Les élus s'inquiètent d'ailleurs de l'exode de directions régionales de certains ministères vers d'autres régions. «La planification forestière d'Anticosti se fait à Caplan en Gaspésie», soulève Luc Noël. «Alors vous voyez que les leviers se trouvent assez loin d'où ils devraient être pour qu'on prenne des décisions qui reflètent vraiment le développement qu'on veut faire.»

Vent d'optimisme

Dans la MRC de Sept-Rivières, qui regroupe Sept-Îles et Port-Cartier, la préfète garde espoir que Québec «retravaille son déploiement» régional. «Une fois la nouvelle gouvernance installée, le gouvernement pourrait regarder pour des modèles qui conviendraient beaucoup mieux à la Côte-Nord», a dit Violaine Doyle. Tout comme ses collègues de la haute et moyenne Côte-Nord, Mme Doyle accueille avec enthousiasme la reconnaissance des gouvernements de proximité, mais s'attend aussi à ce que les dollars «reviennent sur notre table». La nouvelle gouvernance municipale sera dit-elle, «génératrice d'une saine discussion» entre les villes d'une même MRC «en fonction du bien de la majorité».

Manifeste

La Côte-Nord défend depuis plusieurs années son statut particulier avec ses quelque 1300 kilomètres de littoral. Le bien connu leader syndical Bernard «Rambo» Gauthier porte depuis peu le manifeste de la Côte-Nord, une déclaration écrite faisant état de huit exigences formulées à Québec.

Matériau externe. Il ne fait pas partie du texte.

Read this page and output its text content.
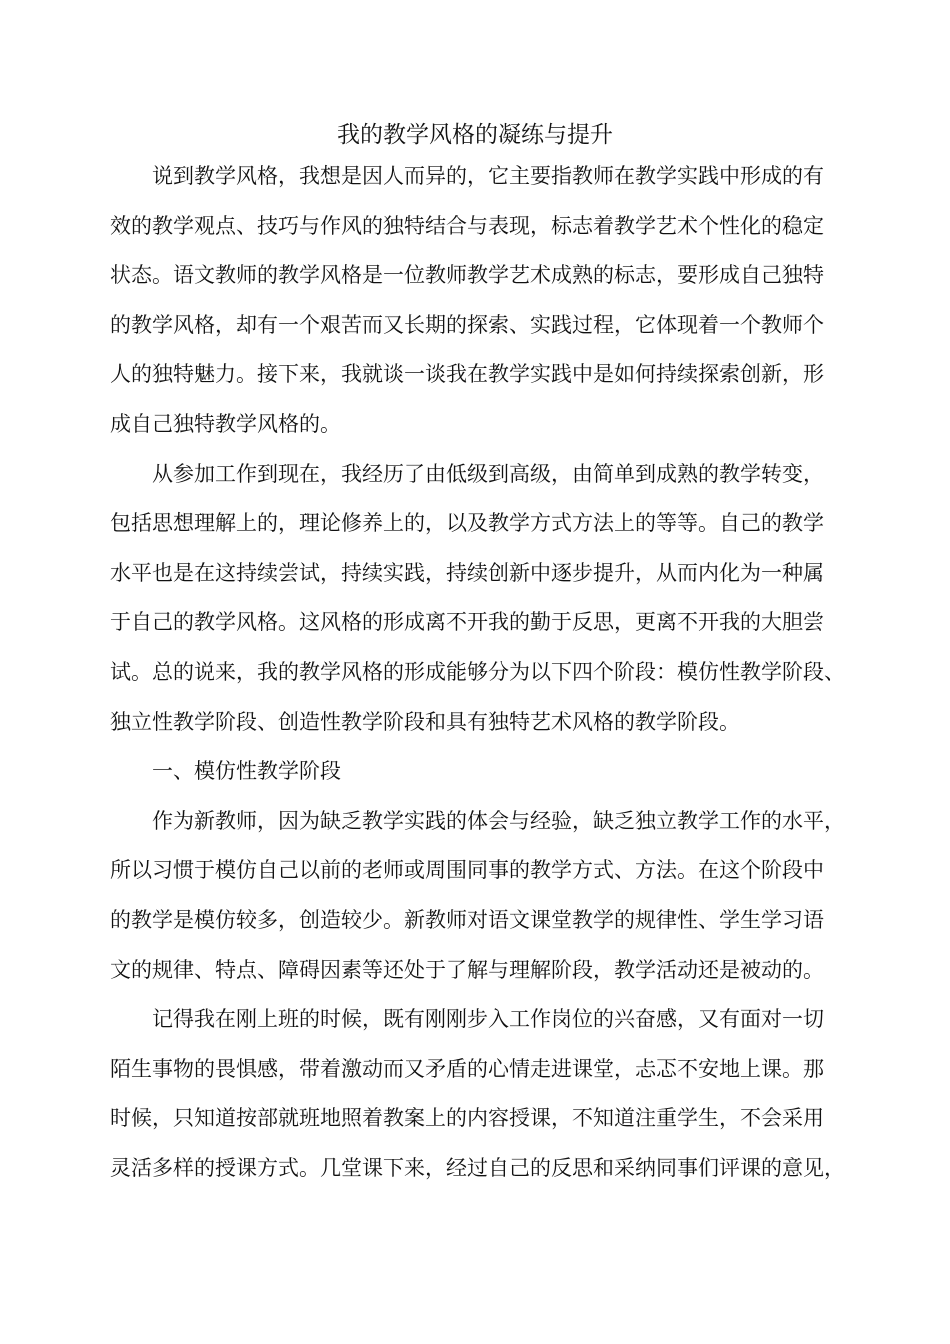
我的教学风格的凝练与提升
说到教学风格，我想是因人而异的，它主要指教师在教学实践中形成的有
效的教学观点、技巧与作风的独特结合与表现，标志着教学艺术个性化的稳定
状态。语文教师的教学风格是一位教师教学艺术成熟的标志，要形成自己独特
的教学风格，却有一个艰苦而又长期的探索、实践过程，它体现着一个教师个
人的独特魅力。接下来，我就谈一谈我在教学实践中是如何持续探索创新，形
成自己独特教学风格的。
从参加工作到现在，我经历了由低级到高级，由简单到成熟的教学转变，
包括思想理解上的，理论修养上的，以及教学方式方法上的等等。自己的教学
水平也是在这持续尝试，持续实践，持续创新中逐步提升，从而内化为一种属
于自己的教学风格。这风格的形成离不开我的勤于反思，更离不开我的大胆尝
试。总的说来，我的教学风格的形成能够分为以下四个阶段：模仿性教学阶段、
独立性教学阶段、创造性教学阶段和具有独特艺术风格的教学阶段。
一、模仿性教学阶段
作为新教师，因为缺乏教学实践的体会与经验，缺乏独立教学工作的水平，
所以习惯于模仿自己以前的老师或周围同事的教学方式、方法。在这个阶段中
的教学是模仿较多，创造较少。新教师对语文课堂教学的规律性、学生学习语
文的规律、特点、障碍因素等还处于了解与理解阶段，教学活动还是被动的。
记得我在刚上班的时候，既有刚刚步入工作岗位的兴奋感，又有面对一切
陌生事物的畏惧感，带着激动而又矛盾的心情走进课堂，忐忑不安地上课。那
时候，只知道按部就班地照着教案上的内容授课，不知道注重学生，不会采用
灵活多样的授课方式。几堂课下来，经过自己的反思和采纳同事们评课的意见，
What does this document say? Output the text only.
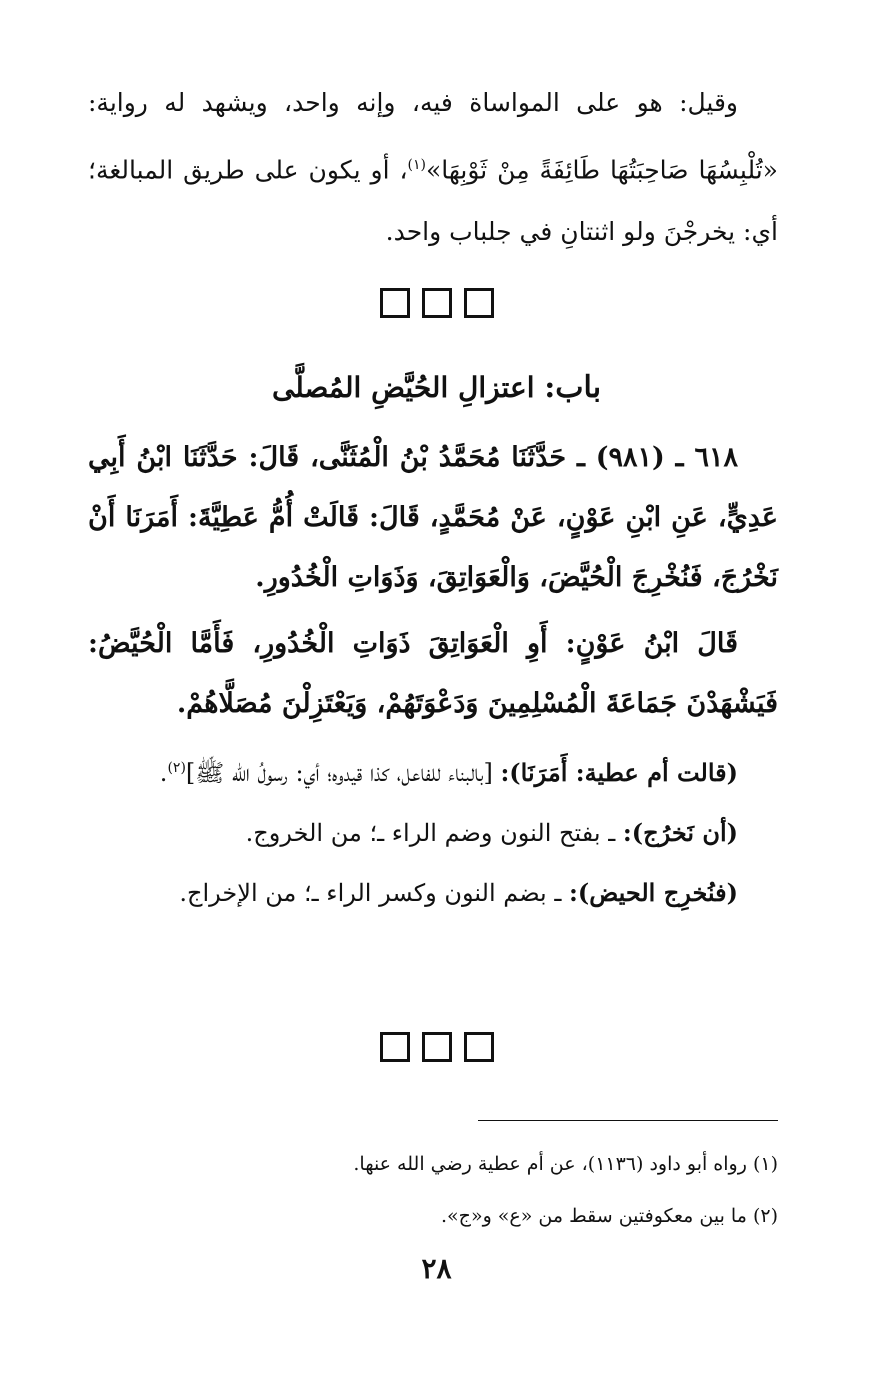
وقيل: هو على المواساة فيه، وإنه واحد، ويشهد له رواية: «تُلْبِسُهَا صَاحِبَتُهَا طَائِفَةً مِنْ ثَوْبِهَا»$^{(١)}$، أو يكون على طريق المبالغة؛ أي: يخرجْنَ ولو اثنتانِ في جلباب واحد.

باب: اعتزالِ الحُيَّضِ المُصلَّى

٦١٨ ـ (٩٨١) ـ حَدَّثَنَا مُحَمَّدُ بْنُ الْمُثَنَّى، قَالَ: حَدَّثَنَا ابْنُ أَبِي عَدِيٍّ، عَنِ ابْنِ عَوْنٍ، عَنْ مُحَمَّدٍ، قَالَ: قَالَتْ أُمُّ عَطِيَّةَ: أَمَرَنَا أَنْ نَخْرُجَ، فَنُخْرِجَ الْحُيَّضَ، وَالْعَوَاتِقَ، وَذَوَاتِ الْخُدُورِ.

قَالَ ابْنُ عَوْنٍ: أَوِ الْعَوَاتِقَ ذَوَاتِ الْخُدُورِ، فَأَمَّا الْحُيَّضُ: فَيَشْهَدْنَ جَمَاعَةَ الْمُسْلِمِينَ وَدَعْوَتَهُمْ، وَيَعْتَزِلْنَ مُصَلَّاهُمْ.

(قالت أم عطية: أَمَرَنَا): [بالبناء للفاعل، كذا قيدوه؛ أي: رسولُ الله ﷺ]$^{(٢)}$.

(أن نَخرُج): ـ بفتح النون وضم الراء ـ؛ من الخروج.

(فنُخرِج الحيض): ـ بضم النون وكسر الراء ـ؛ من الإخراج.

(١) رواه أبو داود (١١٣٦)، عن أم عطية رضي الله عنها.

(٢) ما بين معكوفتين سقط من «ع» و«ج».

٢٨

Hormis les préoccupations sur les retombées régionales de l'industrie de la construction, le document reprend les priorités formulées par les élus régionaux, comme le maintien de la prime de rétention de 8 % offerte aux travailleurs de l'État de Sept-Îles et Port-Cartier, la fin de l'exode des directions régionales des ministères et des politiques mur-à-mur.

Fruit d'une concertation entre le milieu économique, les travailleurs et les Innus, le manifeste a retenu l'attention de l'Assemblée des MRC de la Côte-Nord, qui planche sur le document afin qu'il «ressemble et prenne les mots et les priorités que tout le monde consent à mettre dedans», a expliqué la présidente, Micheline Anctil. «On chemine vers un manifeste qui soit bien représentatif [...] C'est toute la Côte-Nord qui va le porter par la suite.»